Yoona tak pernah mengira bahwa sebuah lilin akan bisa memberikan rasa sakit yang hampir setara rasanya dengan diiris sebilah pisau.
Ia menegang manakala lilin itu terus-menerus menumpahkan lelehan pada perutnya sementara shibari ropes meliliti seluruh tubuh dan lengannya. Kim menikmati pemandangan mengerikan tersebut, melihat Yoona menderita yang tak bisa berteriak sedikitpun karena mulut mungilnya juga dibungkam. Dalam waktu sekejap hawa panas mengelilingi Yoona tanpa bisa dicegah. Lilin itu hanya disangga dua buah tali sehingga jika ada sedikit saja guncangan, maka benda tersebut akan jatuh dan menyebabkan tubuh Yoona terbakar.
Tetapi, tak nampak kecemasan di wajah Kim sama sekali. Satu alisnya terangkat tinggi ketika Yoona menghujamnya penuh amarah dan lidahnya menyapu sudut bibir jika Yoona memberi isyarat agar Kim menolongnya.

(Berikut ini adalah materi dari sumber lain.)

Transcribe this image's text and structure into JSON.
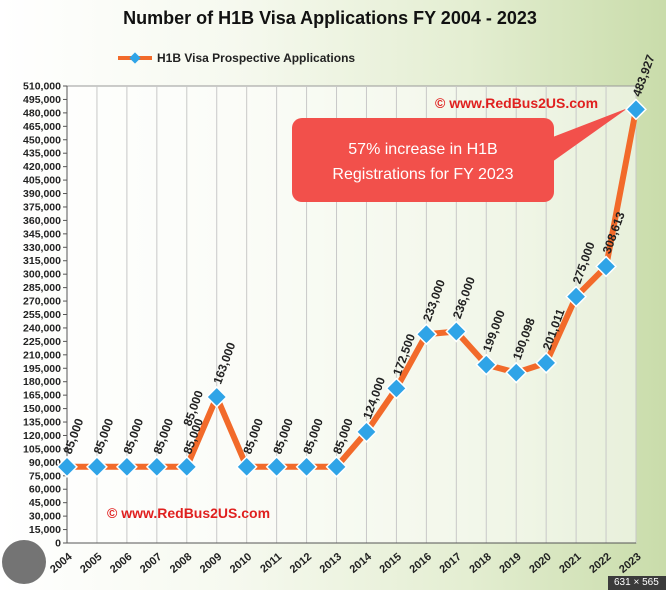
{
  "chart_data": {
    "type": "line",
    "title": "Number of H1B Visa Applications FY 2004 - 2023",
    "legend": {
      "label": "H1B Visa Prospective Applications",
      "position": "top"
    },
    "categories": [
      "2004",
      "2005",
      "2006",
      "2007",
      "2008",
      "2009",
      "2010",
      "2011",
      "2012",
      "2013",
      "2014",
      "2015",
      "2016",
      "2017",
      "2018",
      "2019",
      "2020",
      "2021",
      "2022",
      "2023"
    ],
    "series": [
      {
        "name": "H1B Visa Prospective Applications",
        "values": [
          85000,
          85000,
          85000,
          85000,
          85000,
          163000,
          85000,
          85000,
          85000,
          85000,
          124000,
          172500,
          233000,
          236000,
          199000,
          190098,
          201011,
          275000,
          308613,
          483927
        ],
        "data_labels": [
          "85,000",
          "85,000",
          "85,000",
          "85,000",
          "85,000",
          "163,000",
          "85,000",
          "85,000",
          "85,000",
          "85,000",
          "124,000",
          "172,500",
          "233,000",
          "236,000",
          "199,000",
          "190,098",
          "201,011",
          "275,000",
          "308,613",
          "483,927"
        ],
        "line_color": "#f26a2a",
        "marker_color": "#2fa4e7"
      }
    ],
    "extra_label": "85,000",
    "ylim": [
      0,
      510000
    ],
    "y_step": 15000,
    "grid": "vertical",
    "watermark": "© www.RedBus2US.com",
    "callout": {
      "lines": [
        "57% increase in H1B",
        "Registrations for FY 2023"
      ],
      "color": "#f2504b"
    }
  },
  "badge_text": "631 × 565",
  "colors": {
    "background": "#f6f9ef",
    "axis": "#555555",
    "grid": "#c8c8c8",
    "watermark": "#e0201f"
  }
}
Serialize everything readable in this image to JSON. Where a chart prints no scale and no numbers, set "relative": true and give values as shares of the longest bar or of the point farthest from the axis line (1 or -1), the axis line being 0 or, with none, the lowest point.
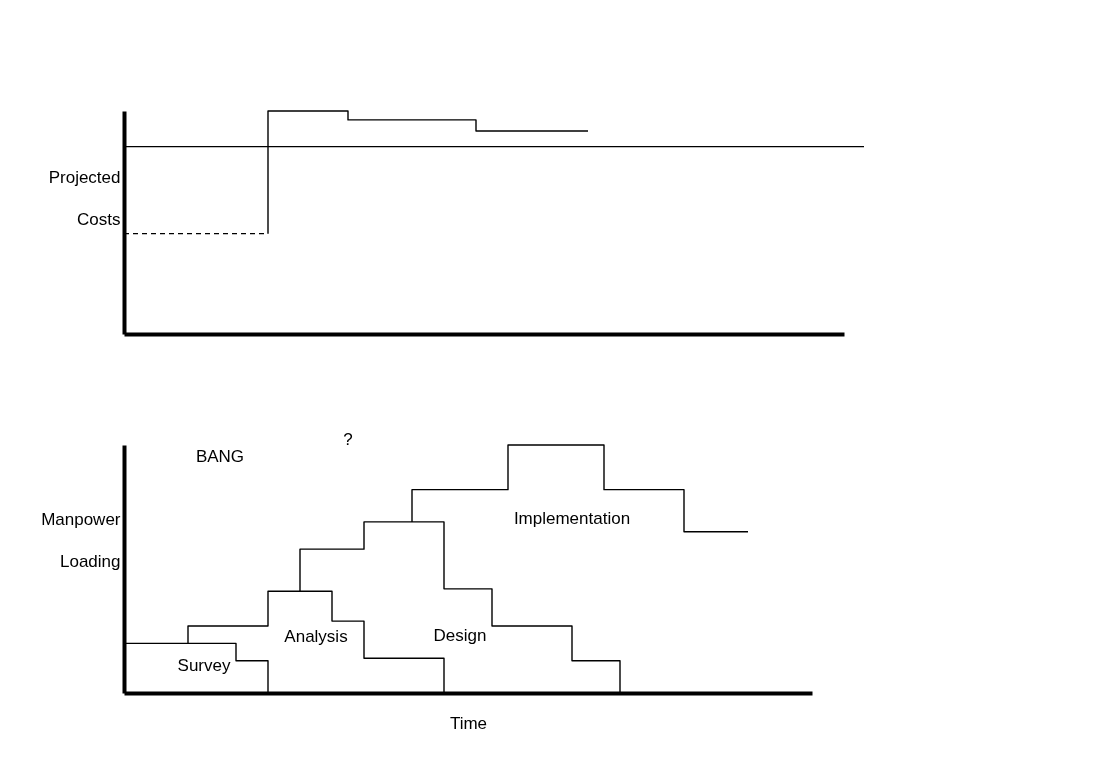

Pria itu mendenguskan tawa seraya mengitari tubuh tak berdaya dihadapannya dan berhenti sambil melipat tangan.
"Kitten, jika saat ini kau sudah jatuh cinta padaku dan mengharapkanku untuk menolongmu, maka aku harus minta maaf untuk itu," katanya diliputi ketenangan, "aku suka melihat wanitaku menderita. Itu adalah sisi buruk yang tidak pernah bisa kukendalikan."
Ada puluhan pertanyaan memenuhi benak Yoona sekarang. Dia tak ingin percaya bahwa Kim yang dikenalnya akan begitu tega menyiksa dirinya sedemikian rupa mengingat beberapa kali Kim sangat memanjakan Yoona dengan harta dan sentuhannya.
Kim memang tak bisa diduga. Dia sakit,dan seharusnya dari awal Yoona tak menyandarkan diri pada pria itu seolah mereka adalah sepasang kekasih yang normal. Dia sedikit merutuki dirinya sendiri mengapa bisa dengan mudah menganggap dirinya bisa menangani seorang Kim.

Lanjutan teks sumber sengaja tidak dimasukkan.